According to The International Energy Agency, cement is responsible for 7% of global greenhouse emissions, making it the world's second largest industrial source of carbon dioxide. The scientific agency of the US government (United States Geological Survey) reveals that global cement production was responsible for about 4 billion pounds of CO2 emissions in 2017 alone. The way that this method absorbs CO2 is by injecting the captured gas into concrete as it is being mixed. Over time, concrete hardens trapping the carbon inside. Even if the construction that the concrete is used for collapses, the carbon is not emitted in the atmosphere. That's because it reacts with the concrete and becomes a mineral. This reaction provokes another beneficial effect as it improves the compressive strength of the concrete, according to Christie Gamble, director of sustainability at CarbonCure. "The best thing about it is the mineral itself improves the compressive strength of the concrete. Because the CO2 actually helps to make the concrete stronger, concrete producers can still make concrete as strong as they need to but use less cement in the process."

Thomas Concrete of Atlanta has been using the CarbonCure system since 2016. The company says it has prevented 10 million pounds of CO2 emissions since it adopted the process. Justin Lazenby, manager of technical operations at Thomas Concrete, told CNNMoney that the move toward greener tech is a long-term decision that should be embraced by the concrete industry. "The industry as a whole has always kind of looked at trying to solve today's problems with yesterday's technology, which doesn't really work". Thomas Concrete has an agreement where it pays to use the CarbonCure system and buys captured CO2 from a fertilizer plant. The company says the savings they see by using less cement equal the costs involved with the system. "We understand that to make environment impact, you have to make business sense," CarbonCure's Gamble said. 725 Ponce, a new mixed-use development in Atlanta will become one of the largest structures ever made with CarbonCure concrete when it opens next year.

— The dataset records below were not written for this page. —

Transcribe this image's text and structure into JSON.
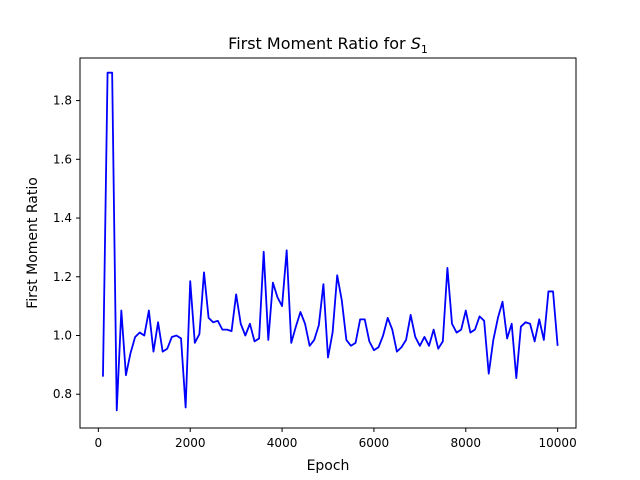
{
  "chart_data": {
    "type": "line",
    "title_main": "First Moment Ratio for ",
    "title_symbol": "S",
    "title_subscript": "1",
    "xlabel": "Epoch",
    "ylabel": "First Moment Ratio",
    "xlim": [
      -400,
      10400
    ],
    "ylim": [
      0.685,
      1.945
    ],
    "xticks": [
      0,
      2000,
      4000,
      6000,
      8000,
      10000
    ],
    "yticks": [
      0.8,
      1.0,
      1.2,
      1.4,
      1.6,
      1.8
    ],
    "xtick_labels": [
      "0",
      "2000",
      "4000",
      "6000",
      "8000",
      "10000"
    ],
    "ytick_labels": [
      "0.8",
      "1.0",
      "1.2",
      "1.4",
      "1.6",
      "1.8"
    ],
    "grid": false,
    "line_color": "#0000ff",
    "series": [
      {
        "x": [
          100,
          200,
          300,
          400,
          500,
          600,
          700,
          800,
          900,
          1000,
          1100,
          1200,
          1300,
          1400,
          1500,
          1600,
          1700,
          1800,
          1900,
          2000,
          2100,
          2200,
          2300,
          2400,
          2500,
          2600,
          2700,
          2800,
          2900,
          3000,
          3100,
          3200,
          3300,
          3400,
          3500,
          3600,
          3700,
          3800,
          3900,
          4000,
          4100,
          4200,
          4300,
          4400,
          4500,
          4600,
          4700,
          4800,
          4900,
          5000,
          5100,
          5200,
          5300,
          5400,
          5500,
          5600,
          5700,
          5800,
          5900,
          6000,
          6100,
          6200,
          6300,
          6400,
          6500,
          6600,
          6700,
          6800,
          6900,
          7000,
          7100,
          7200,
          7300,
          7400,
          7500,
          7600,
          7700,
          7800,
          7900,
          8000,
          8100,
          8200,
          8300,
          8400,
          8500,
          8600,
          8700,
          8800,
          8900,
          9000,
          9100,
          9200,
          9300,
          9400,
          9500,
          9600,
          9700,
          9800,
          9900,
          10000
        ],
        "values": [
          0.86,
          1.895,
          1.895,
          0.745,
          1.085,
          0.865,
          0.94,
          0.995,
          1.01,
          1.0,
          1.085,
          0.945,
          1.045,
          0.945,
          0.955,
          0.995,
          1.0,
          0.99,
          0.755,
          1.185,
          0.975,
          1.005,
          1.215,
          1.06,
          1.045,
          1.05,
          1.02,
          1.02,
          1.015,
          1.14,
          1.04,
          1.0,
          1.04,
          0.98,
          0.99,
          1.285,
          0.985,
          1.18,
          1.13,
          1.1,
          1.29,
          0.975,
          1.03,
          1.08,
          1.04,
          0.965,
          0.985,
          1.035,
          1.175,
          0.925,
          1.01,
          1.205,
          1.12,
          0.985,
          0.965,
          0.975,
          1.055,
          1.055,
          0.98,
          0.95,
          0.96,
          1.0,
          1.06,
          1.02,
          0.945,
          0.96,
          0.985,
          1.07,
          0.995,
          0.965,
          0.995,
          0.965,
          1.02,
          0.955,
          0.98,
          1.23,
          1.04,
          1.01,
          1.02,
          1.085,
          1.01,
          1.02,
          1.065,
          1.05,
          0.87,
          0.985,
          1.06,
          1.115,
          0.99,
          1.04,
          0.855,
          1.03,
          1.045,
          1.04,
          0.98,
          1.055,
          0.985,
          1.15,
          1.15,
          0.965
        ]
      }
    ]
  }
}
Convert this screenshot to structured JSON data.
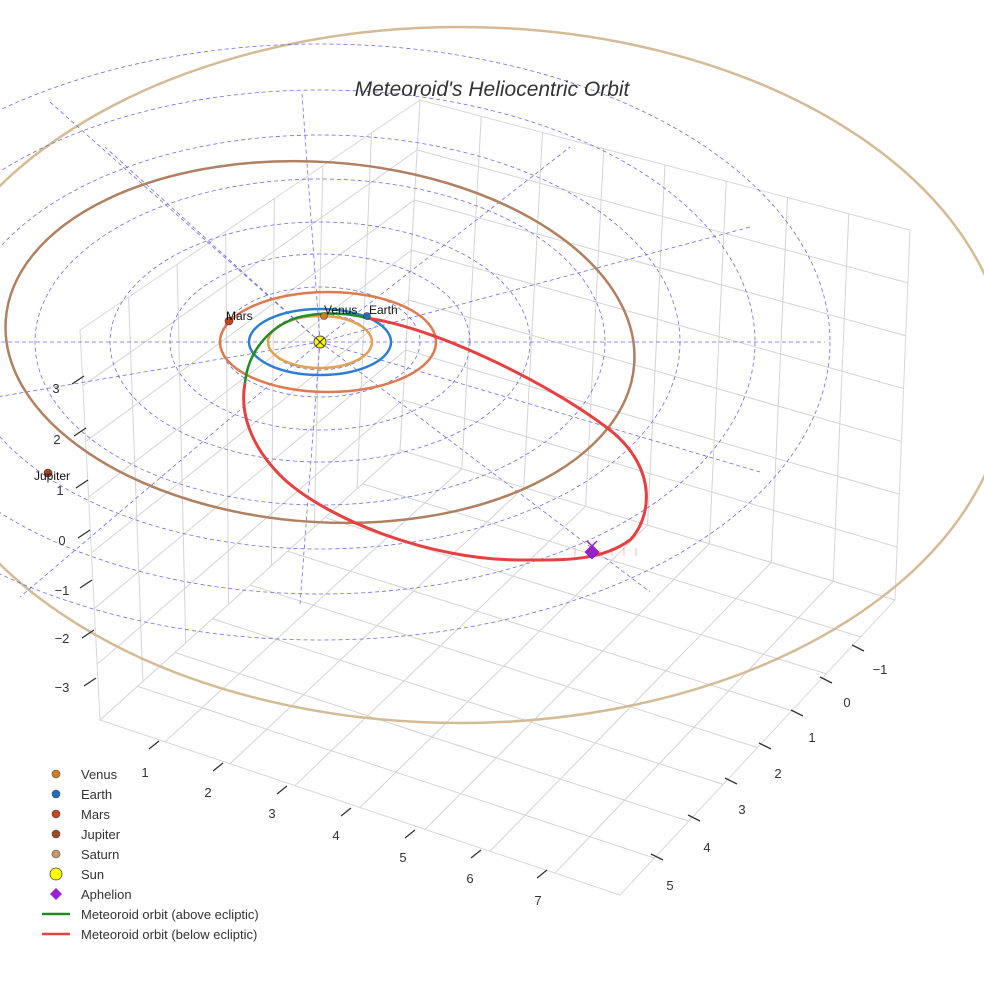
{
  "chart_data": {
    "type": "scatter",
    "projection": "3d",
    "title": "Meteoroid's Heliocentric Orbit",
    "axes": {
      "x_ticks": [
        "1",
        "2",
        "3",
        "4",
        "5",
        "6",
        "7"
      ],
      "y_ticks": [
        "−1",
        "0",
        "1",
        "2",
        "3",
        "4",
        "5"
      ],
      "z_ticks": [
        "3",
        "2",
        "1",
        "0",
        "−1",
        "−2",
        "−3"
      ],
      "grid": true
    },
    "planets": [
      {
        "name": "Venus",
        "color": "#d17e1f",
        "orbit_color": "#e0a350",
        "label": "Venus"
      },
      {
        "name": "Earth",
        "color": "#1f6fc1",
        "orbit_color": "#2c7fd0",
        "label": "Earth"
      },
      {
        "name": "Mars",
        "color": "#c8431b",
        "orbit_color": "#de7a50",
        "label": "Mars"
      },
      {
        "name": "Jupiter",
        "color": "#9b4a24",
        "orbit_color": "#b08060",
        "label": "Jupiter"
      },
      {
        "name": "Saturn",
        "color": "#c89a6a",
        "orbit_color": "#d4bb95",
        "label": ""
      }
    ],
    "sun": {
      "name": "Sun",
      "color": "#ffff00"
    },
    "aphelion": {
      "name": "Aphelion",
      "color": "#9a1fd0"
    },
    "series": [
      {
        "name": "Meteoroid orbit (above ecliptic)",
        "color": "#228b22"
      },
      {
        "name": "Meteoroid orbit (below ecliptic)",
        "color": "#e84040"
      }
    ],
    "ecliptic_grid_color": "#5555dd",
    "legend_position": "bottom-left"
  }
}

Two other startups (Carbicrete and Carbon Upcycling) working on more sustainable solutions for concrete exist. CarbonCure is just one of the first to market. Gregg Lewis, executive vice president of strategy for the National Ready-Mix Concrete Association, said these types of technologies will help push the concrete industry toward a more sustainable future. "[It will] offer a huge advantage to how we build as an industry," he said to CNNMoney. CarbonCure's Gamble noted if the industry is able to reduce 5% of its carbon footprint, that is a significant change from where it is right now. "If this technology is deployed across the globe, we could reduce about 700 megatons of CO2 each year. That's the same as taking 150 million cars off the road every year," Gamble said. To sum up, despite the fact that there is no intention to replace concrete production, it is feasible to promote new methodologies improving its negative effect on the environment.